Public Affairs

TRADE UNION DESK The State’s hands-off approach to childcare must end

All European welfare systems were originally built around the assumption that women are full-time caregivers in the home while men earned a wage adequate to support the family, writes Laura Bambrick, Head of Social Policy and Employment Affairs at the Irish Congress of Trade Unions (ICTU).

From the 1950s onwards, this male-breadwinner model of work and family life began to be replaced by social policies that facilitated women as well as men to work outside the home.

Ireland is unusual in that this shift in official thinking began much later and gender stereotypes remain today. Nowhere is this more visible than in the State’s hands-off approach to childcare.

In all other rich EU countries, childcare is considered an essential public service. In Denmark, Finland, and Sweden, access to full-time care is guaranteed to all children aged one year or younger. A similar right exists in Germany, but publicly-funded centres closing at lunchtime is common making full-time employment difficult for mothers. In Austria, Belgium, and France, childcare is available for the year or two before children start primary school. In Ireland, where private for-profit businesses provide the majority of childcare facilities, there is no legal right to a childcare place.

However, the right to access childcare does not automatically guarantee it is affordable for parents.

While all member states offer some support to reduce childcare fees, there is wide variation in the generosity of the subsidies and the resulting out-of-pocket expense for parents.

In eight of the EU27 states, free or extremely low-cost publicly-funded childcare is available for all children regardless of how much their parents earn or the family type. More typically, childcare subsidies are more generous for low-income, lone-parents and migrant families.

In Ireland, during the Celtic Tiger years, a fourfold increase in Child Benefit was used as a vehicle to help working parents with childcare costs in a way that ensured families with a stay-at-home parent would equally benefit from social spending.

More recently, a new National Childcare Scheme, launched in November 2019, provides universal (paid to all) and targeted (must meet certain criteria) subsidies for children aged between 24 weeks and 15 years using a registered childcare provider, giving parents a statutory right to financial support for childcare fees for the first time.

“The State must recognise childcare as an essential public service for which it is primarily responsible for delivering and resourcing.”

The universal subsidy is paid at a very modest €0.50 per hour, up to a maximum of €22.50 per week per child.
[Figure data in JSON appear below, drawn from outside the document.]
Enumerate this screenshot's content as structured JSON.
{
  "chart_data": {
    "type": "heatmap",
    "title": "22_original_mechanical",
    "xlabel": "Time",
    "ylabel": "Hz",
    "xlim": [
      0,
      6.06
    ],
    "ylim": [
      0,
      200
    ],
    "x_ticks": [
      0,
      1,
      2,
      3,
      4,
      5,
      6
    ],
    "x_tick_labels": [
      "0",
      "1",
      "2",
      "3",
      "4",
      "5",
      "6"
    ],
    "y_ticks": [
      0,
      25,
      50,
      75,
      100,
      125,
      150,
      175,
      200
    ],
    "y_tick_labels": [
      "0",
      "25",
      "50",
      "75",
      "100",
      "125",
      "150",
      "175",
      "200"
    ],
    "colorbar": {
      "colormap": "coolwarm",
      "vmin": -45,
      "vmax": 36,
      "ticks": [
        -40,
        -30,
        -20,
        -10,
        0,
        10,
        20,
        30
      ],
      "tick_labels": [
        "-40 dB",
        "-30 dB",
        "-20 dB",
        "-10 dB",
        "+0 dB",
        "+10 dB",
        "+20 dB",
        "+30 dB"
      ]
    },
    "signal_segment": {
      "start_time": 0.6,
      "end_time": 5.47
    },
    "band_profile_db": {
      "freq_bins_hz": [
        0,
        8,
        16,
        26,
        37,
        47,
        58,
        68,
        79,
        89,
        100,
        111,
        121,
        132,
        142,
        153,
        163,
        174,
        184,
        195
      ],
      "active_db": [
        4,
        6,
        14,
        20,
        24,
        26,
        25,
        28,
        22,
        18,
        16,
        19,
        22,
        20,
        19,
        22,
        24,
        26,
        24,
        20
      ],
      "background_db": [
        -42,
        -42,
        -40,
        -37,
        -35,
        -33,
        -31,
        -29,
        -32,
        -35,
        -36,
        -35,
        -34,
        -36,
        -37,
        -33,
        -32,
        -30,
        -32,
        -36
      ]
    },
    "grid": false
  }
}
Top-ups are however paid up to €145 per week per child. But as the maximum income threshold (€60,000) for a top-up subsidy is the same for one-earner and two-earner households, a working couple earning above low pay (two-thirds the median income) will not qualify.
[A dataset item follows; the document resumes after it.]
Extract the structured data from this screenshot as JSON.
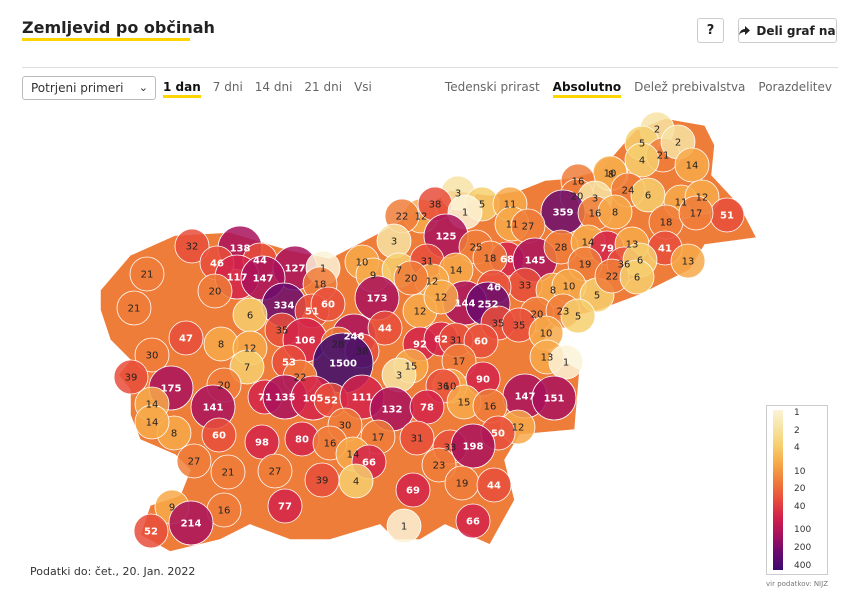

As a result, the cost of childcare for working couples in Ireland remains the most expensive in the entire EU. On average, they spend €187 per child per week for full day care or 20 per cent of their joint income on fees for two pre-school children. This is a bigger share of the family budget than is typically spent on housing costs (15.7 per cent).

Unsurprisingly, Ireland has one of the lowest rates of working mothers in the EU27 alongside Italy, Greece, and Spain where one-third of women aged between 25 and 54 with children are outside the workforce.

One of the main contributing factors to our crippling cost of childcare is that, unusually, fees are not subject to any regulation by the State in Ireland nor are costs capped for families with multiple children using childcare services.

Business owners point to underinvestment by government. Funding is comparatively very low and markedly below the UNICEF recommended benchmark of investing at least 1 per cent of GDP in early years childcare. However, the Parliamentary Budget Office notes it is not clear what effect the significant increased funding over the past decade has had on costs for parents.

At the same time, professionally qualified staff in the sector continue to be some of the lowest paid workers in the economy and paid far less than their EU counterparts. A longstanding fact only acknowledged by government in the past year with a commitment to introduce legally binding minimum pay rates and terms and conditions for the sector’s 30,000 female workforce.

It beggars belief that the State’s continued absence from childcare is happening against the backdrop of Ireland having the highest fertility rate in the EU27, after France and Sweden. The crisis in childcare is not a niche issue.

The market has failed. The State must recognise childcare as an essential public service for which they are primarily responsible for delivering and resourcing. It is the European way. It is the only way to guarantee accessible and affordable childcare for families and decent pay and conditions for workers.